Conclusions: In this exploratory study, hospital-based physicians did not make different treatment decisions for otherwise identical terminally ill black and white elders despite believing that black patients are more likely to prefer intensive life-sustaining treatment, and they grossly overestimated the preference for intensive treatment for both races.

Figures

Figure A1. Physician sample
We initially sought to recruit a probability sample of emergency medicine, hospitalist, and intensive care physicians in approximately equal proportions from Allegheny County. We mailed invitations to participate to a stratified random sample of physicians drawn from Allegheny County Medical Society lists of board-certified emergency physicians, internists, and critical care physicians, augmented by hospitalist and intensivist lists provided by Allegheny County hospitals. In blocks of 20, we contacted physicians in each specialty group by letter containing a postage paid response card, followed by an average of 1.5 follow-up telephone calls. Additionally, we contacted all black physicians in the sampling frame. Due to a low recruitment yield using these methods, we switched to convenience sampling using two mechanisms: culling the sampling frame for physicians personally known to any of the investigators for recruitment and having influential colleagues send e-mails to distribution lists of regional emergency physician, hospitalist, and intensivist practice groups. From the original sampling frame of 505 physicians, we sampled and sought to contact 177. Twenty-six were willing to participate (15%), but only 15 could be scheduled (8%). Forty were confirmed ineligible (23%), 69 (39%) were confirmed to be in practice but did not return phone calls, 26 (15%) refused, and 16 (9%) could not be located (Figure 3). We recruited 18 additional physicians who were not in the original sampling frame through professional contacts.
Figure A2. Factorial allocation of subjects
The factorial allocation of subjects was closely balanced with 9 subjects in one permutation (white/gastric followed by black/pancreatic) and 8 subjects in the other 3 (white/pancreatic followed by black/gastric; black/gastric followed by white/pancreatic; black/pancreatic followed by white/gastric), but it became less balanced when we removed one study subject from the analysis of treatment plan in the black/pancreatic followed by white/gastric permutation.

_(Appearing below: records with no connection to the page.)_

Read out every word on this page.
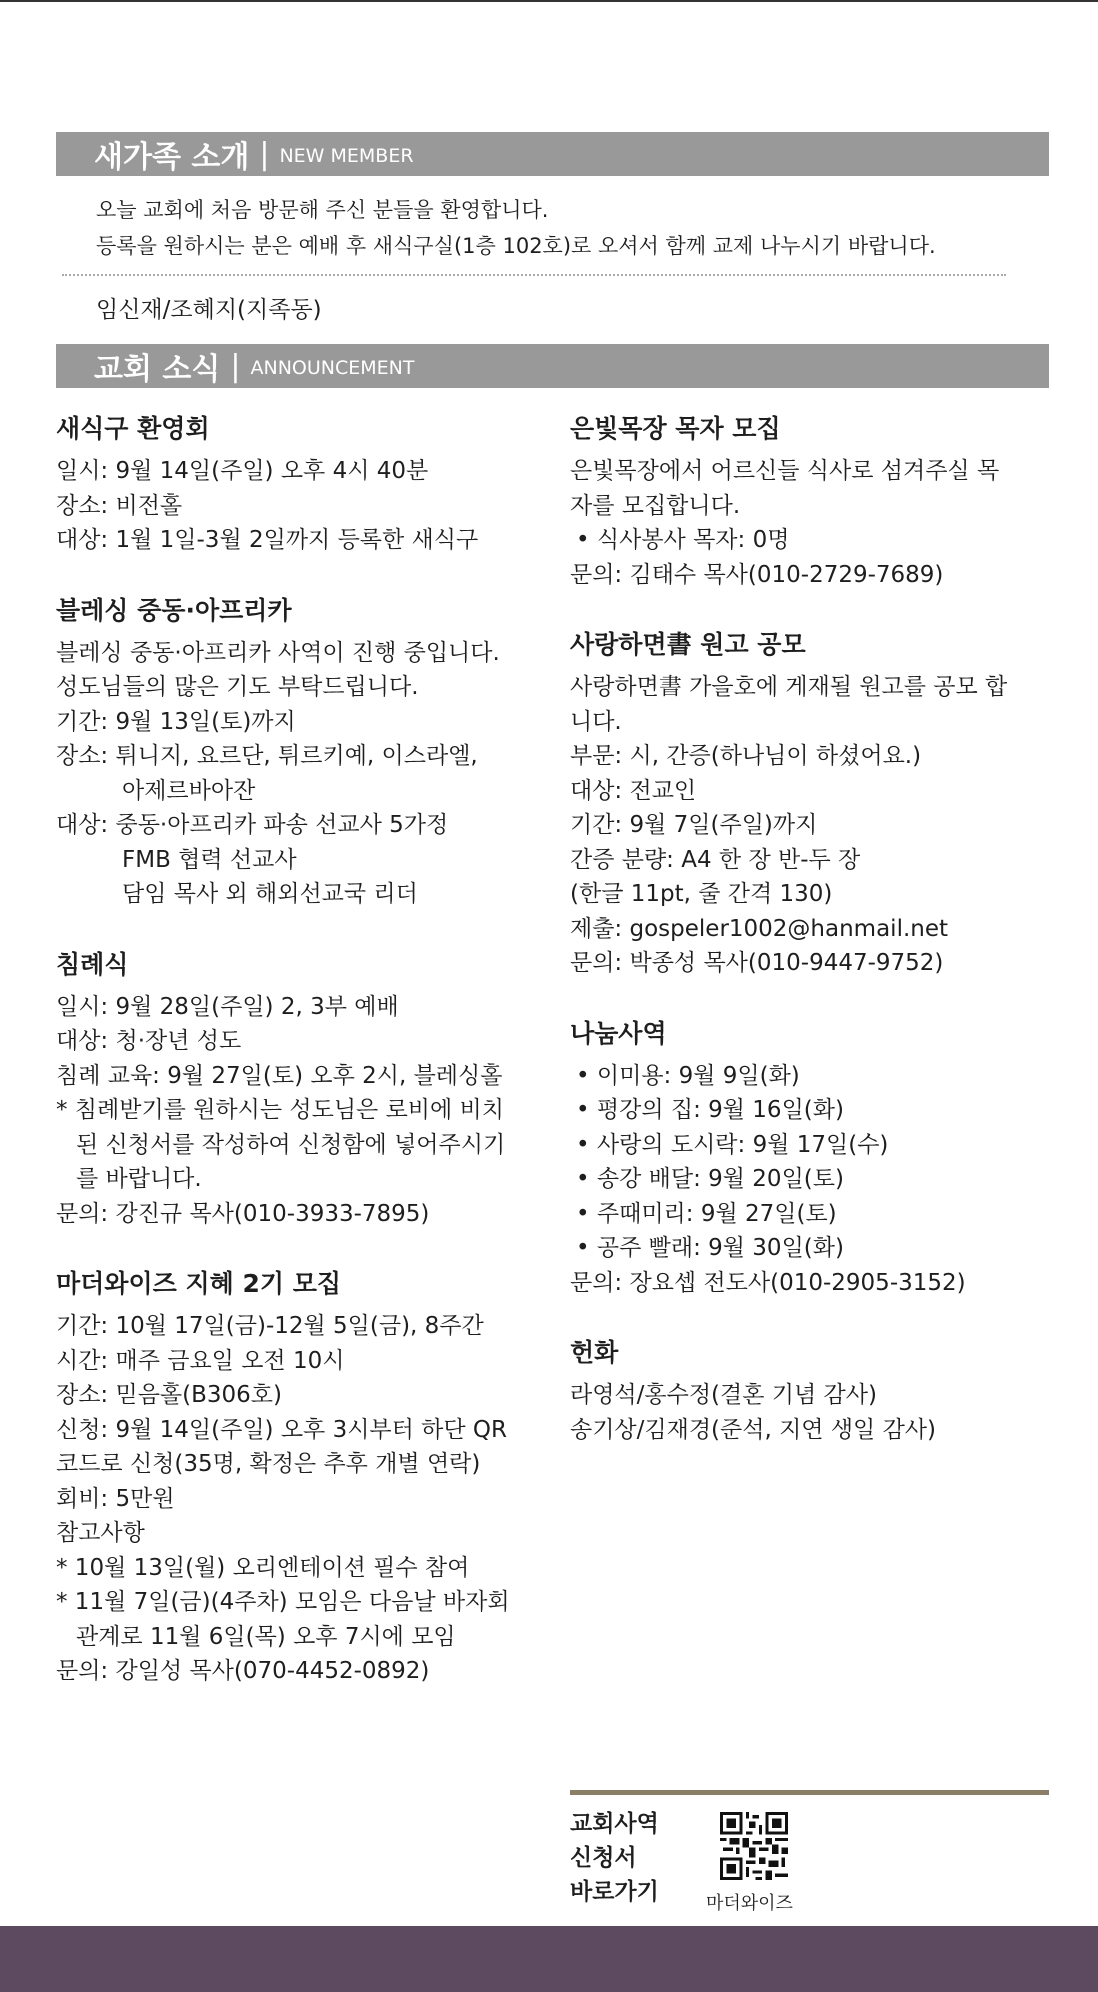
새가족 소개 | NEW MEMBER
오늘 교회에 처음 방문해 주신 분들을 환영합니다.
등록을 원하시는 분은 예배 후 새식구실(1층 102호)로 오셔서 함께 교제 나누시기 바랍니다.
임신재/조혜지(지족동)
교회 소식 | ANNOUNCEMENT
새식구 환영회
일시: 9월 14일(주일) 오후 4시 40분
장소: 비전홀
대상: 1월 1일-3월 2일까지 등록한 새식구
블레싱 중동·아프리카
블레싱 중동·아프리카 사역이 진행 중입니다.
성도님들의 많은 기도 부탁드립니다.
기간: 9월 13일(토)까지
장소: 튀니지, 요르단, 튀르키예, 이스라엘,
아제르바아잔
대상: 중동·아프리카 파송 선교사 5가정
FMB 협력 선교사
담임 목사 외 해외선교국 리더
침례식
일시: 9월 28일(주일) 2, 3부 예배
대상: 청·장년 성도
침례 교육: 9월 27일(토) 오후 2시, 블레싱홀
* 침례받기를 원하시는 성도님은 로비에 비치
된 신청서를 작성하여 신청함에 넣어주시기
를 바랍니다.
문의: 강진규 목사(010-3933-7895)
마더와이즈 지혜 2기 모집
기간: 10월 17일(금)-12월 5일(금), 8주간
시간: 매주 금요일 오전 10시
장소: 믿음홀(B306호)
신청: 9월 14일(주일) 오후 3시부터 하단 QR
코드로 신청(35명, 확정은 추후 개별 연락)
회비: 5만원
참고사항
* 10월 13일(월) 오리엔테이션 필수 참여
* 11월 7일(금)(4주차) 모임은 다음날 바자회
관계로 11월 6일(목) 오후 7시에 모임
문의: 강일성 목사(070-4452-0892)
은빛목장 목자 모집
은빛목장에서 어르신들 식사로 섬겨주실 목
자를 모집합니다.
• 식사봉사 목자: 0명
문의: 김태수 목사(010-2729-7689)
사랑하면書 원고 공모
사랑하면書 가을호에 게재될 원고를 공모 합
니다.
부문: 시, 간증(하나님이 하셨어요.)
대상: 전교인
기간: 9월 7일(주일)까지
간증 분량: A4 한 장 반-두 장
(한글 11pt, 줄 간격 130)
제출: gospeler1002@hanmail.net
문의: 박종성 목사(010-9447-9752)
나눔사역
• 이미용: 9월 9일(화)
• 평강의 집: 9월 16일(화)
• 사랑의 도시락: 9월 17일(수)
• 송강 배달: 9월 20일(토)
• 주때미리: 9월 27일(토)
• 공주 빨래: 9월 30일(화)
문의: 장요셉 전도사(010-2905-3152)
헌화
라영석/홍수정(결혼 기념 감사)
송기상/김재경(준석, 지연 생일 감사)
교회사역
신청서
바로가기	마더와이즈
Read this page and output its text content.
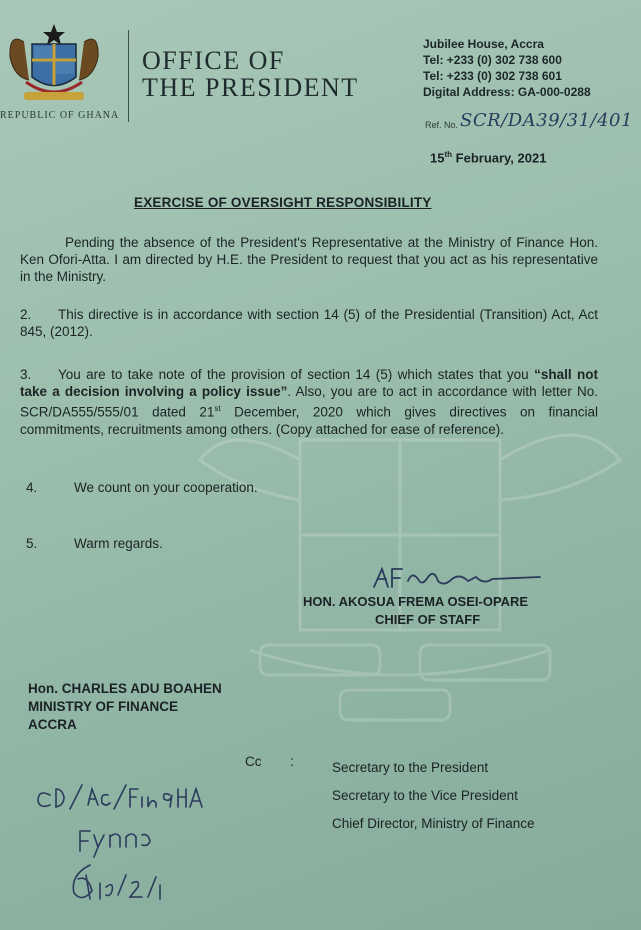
REPUBLIC OF GHANA
OFFICE OF
THE PRESIDENT
Jubilee House, Accra
Tel: +233 (0) 302 738 600
Tel: +233 (0) 302 738 601
Digital Address: GA-000-0288
Ref. No. SCR/DA39/31/401
15th February, 2021
EXERCISE OF OVERSIGHT RESPONSIBILITY
Pending the absence of the President's Representative at the Ministry of Finance Hon. Ken Ofori-Atta. I am directed by H.E. the President to request that you act as his representative in the Ministry.
2. This directive is in accordance with section 14 (5) of the Presidential (Transition) Act, Act 845, (2012).
3. You are to take note of the provision of section 14 (5) which states that you “shall not take a decision involving a policy issue”. Also, you are to act in accordance with letter No. SCR/DA555/555/01 dated 21st December, 2020 which gives directives on financial commitments, recruitments among others. (Copy attached for ease of reference).
4.	We count on your cooperation.
5.	Warm regards.
HON. AKOSUA FREMA OSEI-OPARE
CHIEF OF STAFF
Hon. CHARLES ADU BOAHEN
MINISTRY OF FINANCE
ACCRA
Cc :	Secretary to the President
Secretary to the Vice President
Chief Director, Ministry of Finance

Figure 1. Actors portraying the role of the patient
Two black and two white patient simulators portrayed the roles of Mr. Jenkins, a 78 year-old man with metastatic gastric cancer and a chief complaint of dyspnea and Mr. Thomas, a 76 year-old man with metastatic pancreatic cancer and a chief complaint of abdominal pain. The vital signs tracings on a bedside monitor next to the patient were identical, regardless of case.
Figure 2. Actors portraying the role of the caregiver/surrogate
Two black and two white patient simulators portrayed the roles of Emma Jenkins, Mr. Jenkins’ wife caregiver/surrogate, or Ruth Thomas, Mr. Thomas’ sister caregiver/surrogate.